Looking at the tradition of scholastic theology, the Reformers thought they were confronted with a faith system totally conditioned by philosophy, that is to say an articulation of the faith based on an alien system of thought. As a result, faith no longer appeared as a living historical Word but as one element of an overarching philosophical system.

The principle of "sola scriptura," on the other hand, sought faith in its pure, primordial form, as originally found in the biblical Word. Metaphysics appeared as a premise derived from another source, from which faith had to be liberated in order to become once more fully itself. When Kant stated that he needed to set thinking aside in order to make room for faith, he carried this program forward with a radicalism that the Reformers could never have foreseen. He thus anchored faith exclusively in practical reason, denying it access to reality as a whole.

The rejection of the specifically Greek idea that irrationality was contrary to the divine nature in Islamic thought replays itself in Protestantism and then in the Enlightenment. But, contary to Stark, it is this "irrationalism" which is central to the scientific worldview. Scientific reason purports to be value-neutral -- you can obliterate Hiroshima or electrify Africa with the same technology. Similarly, liberalism reasons about law while being neutral about uses of the will. The will itself is not the subject of reason. So the specifically modern developments arise out of the Muslim rejection or the rationalist content of Greek thought on the grounds that it improperly limited God's freedom and power, a rejection that was influential outside of Islam. (Sola scriptura is also a very Muslim approach to the Christian scriptures.)

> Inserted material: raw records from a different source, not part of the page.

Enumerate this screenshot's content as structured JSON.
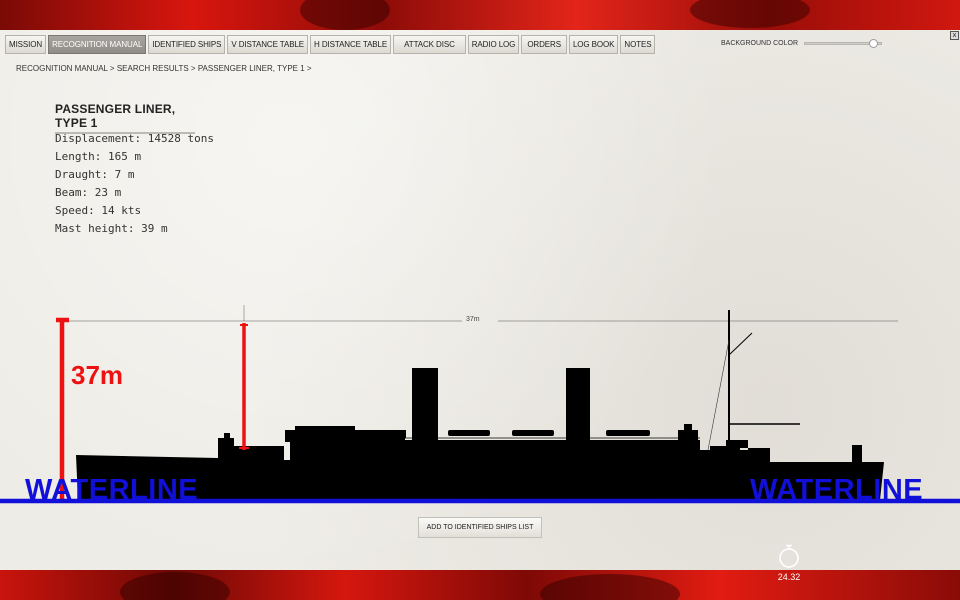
{
  "tabs": [
    {
      "label": "MISSION",
      "active": false
    },
    {
      "label": "RECOGNITION MANUAL",
      "active": true
    },
    {
      "label": "IDENTIFIED SHIPS",
      "active": false
    },
    {
      "label": "V DISTANCE TABLE",
      "active": false
    },
    {
      "label": "H DISTANCE TABLE",
      "active": false
    },
    {
      "label": "ATTACK DISC",
      "active": false
    },
    {
      "label": "RADIO LOG",
      "active": false
    },
    {
      "label": "ORDERS",
      "active": false
    },
    {
      "label": "LOG BOOK",
      "active": false
    },
    {
      "label": "NOTES",
      "active": false
    }
  ],
  "close_label": "x",
  "background_color": {
    "label": "BACKGROUND COLOR",
    "value": 0.95
  },
  "breadcrumb": "RECOGNITION MANUAL > SEARCH RESULTS > PASSENGER LINER, TYPE 1 >",
  "ship": {
    "title": "PASSENGER LINER, TYPE 1",
    "specs": [
      "Displacement: 14528 tons",
      "Length: 165 m",
      "Draught: 7 m",
      "Beam: 23 m",
      "Speed: 14 kts",
      "Mast height: 39 m"
    ]
  },
  "drawing": {
    "mast_line_label": "37m",
    "height_annotation": "37m",
    "waterline_left": "WATERLINE",
    "waterline_right": "WATERLINE",
    "annotation_red": "#ee1111",
    "waterline_blue": "#1010d8"
  },
  "add_button_label": "ADD TO IDENTIFIED SHIPS LIST",
  "timer": {
    "value": "24.32",
    "icon": "stopwatch-icon"
  }
}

Benedict is aware of this, says this. Scientific materialism, liberalism and Islam are all aspects of the same ultimate heresy to him. At the same time, Benedict things he can affirm what is good about these things within the Catholic system because he does not divorce reason from faith or will.

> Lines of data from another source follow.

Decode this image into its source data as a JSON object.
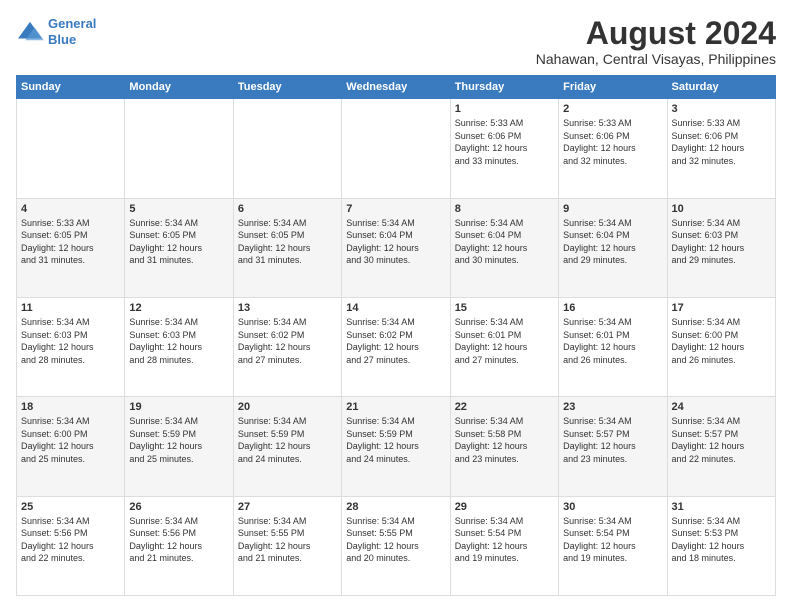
{
  "logo": {
    "line1": "General",
    "line2": "Blue"
  },
  "title": "August 2024",
  "subtitle": "Nahawan, Central Visayas, Philippines",
  "days_of_week": [
    "Sunday",
    "Monday",
    "Tuesday",
    "Wednesday",
    "Thursday",
    "Friday",
    "Saturday"
  ],
  "weeks": [
    [
      {
        "day": "",
        "content": ""
      },
      {
        "day": "",
        "content": ""
      },
      {
        "day": "",
        "content": ""
      },
      {
        "day": "",
        "content": ""
      },
      {
        "day": "1",
        "content": "Sunrise: 5:33 AM\nSunset: 6:06 PM\nDaylight: 12 hours\nand 33 minutes."
      },
      {
        "day": "2",
        "content": "Sunrise: 5:33 AM\nSunset: 6:06 PM\nDaylight: 12 hours\nand 32 minutes."
      },
      {
        "day": "3",
        "content": "Sunrise: 5:33 AM\nSunset: 6:06 PM\nDaylight: 12 hours\nand 32 minutes."
      }
    ],
    [
      {
        "day": "4",
        "content": "Sunrise: 5:33 AM\nSunset: 6:05 PM\nDaylight: 12 hours\nand 31 minutes."
      },
      {
        "day": "5",
        "content": "Sunrise: 5:34 AM\nSunset: 6:05 PM\nDaylight: 12 hours\nand 31 minutes."
      },
      {
        "day": "6",
        "content": "Sunrise: 5:34 AM\nSunset: 6:05 PM\nDaylight: 12 hours\nand 31 minutes."
      },
      {
        "day": "7",
        "content": "Sunrise: 5:34 AM\nSunset: 6:04 PM\nDaylight: 12 hours\nand 30 minutes."
      },
      {
        "day": "8",
        "content": "Sunrise: 5:34 AM\nSunset: 6:04 PM\nDaylight: 12 hours\nand 30 minutes."
      },
      {
        "day": "9",
        "content": "Sunrise: 5:34 AM\nSunset: 6:04 PM\nDaylight: 12 hours\nand 29 minutes."
      },
      {
        "day": "10",
        "content": "Sunrise: 5:34 AM\nSunset: 6:03 PM\nDaylight: 12 hours\nand 29 minutes."
      }
    ],
    [
      {
        "day": "11",
        "content": "Sunrise: 5:34 AM\nSunset: 6:03 PM\nDaylight: 12 hours\nand 28 minutes."
      },
      {
        "day": "12",
        "content": "Sunrise: 5:34 AM\nSunset: 6:03 PM\nDaylight: 12 hours\nand 28 minutes."
      },
      {
        "day": "13",
        "content": "Sunrise: 5:34 AM\nSunset: 6:02 PM\nDaylight: 12 hours\nand 27 minutes."
      },
      {
        "day": "14",
        "content": "Sunrise: 5:34 AM\nSunset: 6:02 PM\nDaylight: 12 hours\nand 27 minutes."
      },
      {
        "day": "15",
        "content": "Sunrise: 5:34 AM\nSunset: 6:01 PM\nDaylight: 12 hours\nand 27 minutes."
      },
      {
        "day": "16",
        "content": "Sunrise: 5:34 AM\nSunset: 6:01 PM\nDaylight: 12 hours\nand 26 minutes."
      },
      {
        "day": "17",
        "content": "Sunrise: 5:34 AM\nSunset: 6:00 PM\nDaylight: 12 hours\nand 26 minutes."
      }
    ],
    [
      {
        "day": "18",
        "content": "Sunrise: 5:34 AM\nSunset: 6:00 PM\nDaylight: 12 hours\nand 25 minutes."
      },
      {
        "day": "19",
        "content": "Sunrise: 5:34 AM\nSunset: 5:59 PM\nDaylight: 12 hours\nand 25 minutes."
      },
      {
        "day": "20",
        "content": "Sunrise: 5:34 AM\nSunset: 5:59 PM\nDaylight: 12 hours\nand 24 minutes."
      },
      {
        "day": "21",
        "content": "Sunrise: 5:34 AM\nSunset: 5:59 PM\nDaylight: 12 hours\nand 24 minutes."
      },
      {
        "day": "22",
        "content": "Sunrise: 5:34 AM\nSunset: 5:58 PM\nDaylight: 12 hours\nand 23 minutes."
      },
      {
        "day": "23",
        "content": "Sunrise: 5:34 AM\nSunset: 5:57 PM\nDaylight: 12 hours\nand 23 minutes."
      },
      {
        "day": "24",
        "content": "Sunrise: 5:34 AM\nSunset: 5:57 PM\nDaylight: 12 hours\nand 22 minutes."
      }
    ],
    [
      {
        "day": "25",
        "content": "Sunrise: 5:34 AM\nSunset: 5:56 PM\nDaylight: 12 hours\nand 22 minutes."
      },
      {
        "day": "26",
        "content": "Sunrise: 5:34 AM\nSunset: 5:56 PM\nDaylight: 12 hours\nand 21 minutes."
      },
      {
        "day": "27",
        "content": "Sunrise: 5:34 AM\nSunset: 5:55 PM\nDaylight: 12 hours\nand 21 minutes."
      },
      {
        "day": "28",
        "content": "Sunrise: 5:34 AM\nSunset: 5:55 PM\nDaylight: 12 hours\nand 20 minutes."
      },
      {
        "day": "29",
        "content": "Sunrise: 5:34 AM\nSunset: 5:54 PM\nDaylight: 12 hours\nand 19 minutes."
      },
      {
        "day": "30",
        "content": "Sunrise: 5:34 AM\nSunset: 5:54 PM\nDaylight: 12 hours\nand 19 minutes."
      },
      {
        "day": "31",
        "content": "Sunrise: 5:34 AM\nSunset: 5:53 PM\nDaylight: 12 hours\nand 18 minutes."
      }
    ]
  ]
}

But Benedict's reference to "a living historical Word" raises new issues. If it is impossible and undesirable to strip the Christian message of its Greek inculturation, it follows that the inculturation, the historical process, is part of the Christian truth. As are episodes in Jewish history, like the Babylonian exile, which in Benedict's narrative plays a crucial role in universalizing and making more profound the Jewish conception of their God. But if these historical episodes, these inculturations are part of the story of revelation, why cannot further inculturations be? The end of Benedict's speech shows an oddly Europe-specific vision for a universal Church.

Update: Apparently, Muslim activists have responded to Benedict's speech linking Islam with religious coercion (correctly, of course) by burning him in effigy. So that's all sorted then.

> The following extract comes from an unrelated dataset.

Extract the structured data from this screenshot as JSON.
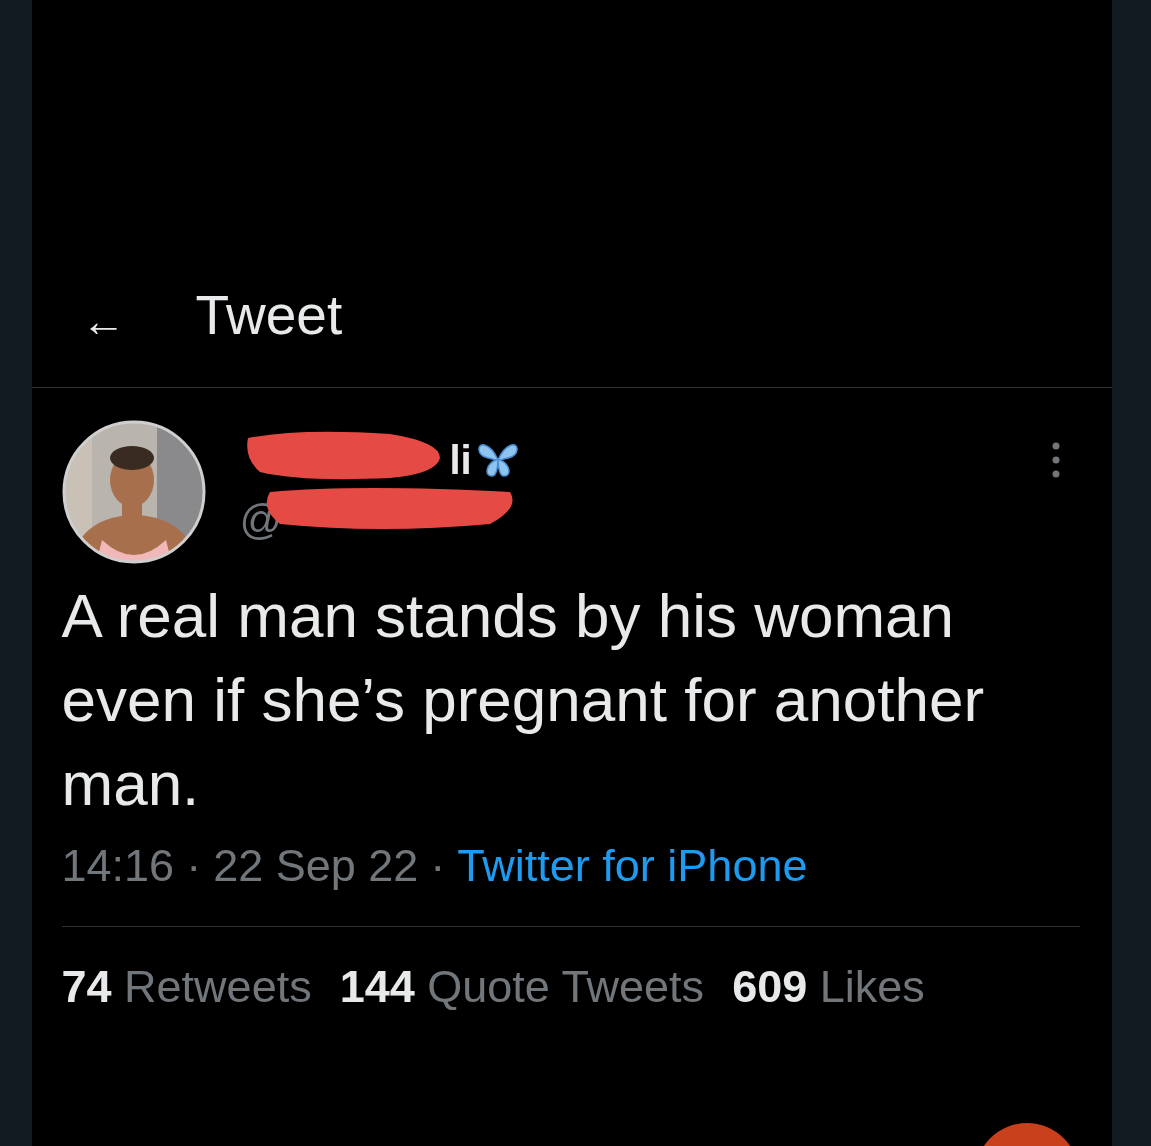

Update 2: Larison, who I trust on this, says there was relatively little religious coercion in the Byzantine Empire, with a few exceptions:

There are exceptional cases: the forcible conversion of Jews and violent repression of monophysites under Heraclius; the persecution of the Montanists under Leo III; executions of a few Paulicians and Athinganoi under Michael I; executions of some Bogomils under Alexios I. There were inter-confessional persecutions, most of which took the form of sending people into exile or deposing them from their sees. It might be of interest to note that one of the worst periods of violent persecution in these internal church disputes was under Michael VIII, who sought to enforce church union with Rome.

But other than that, the Byzantines seem to be better, from a modern religious liberal point-of-view, then either the Latin West or contemporary Islam.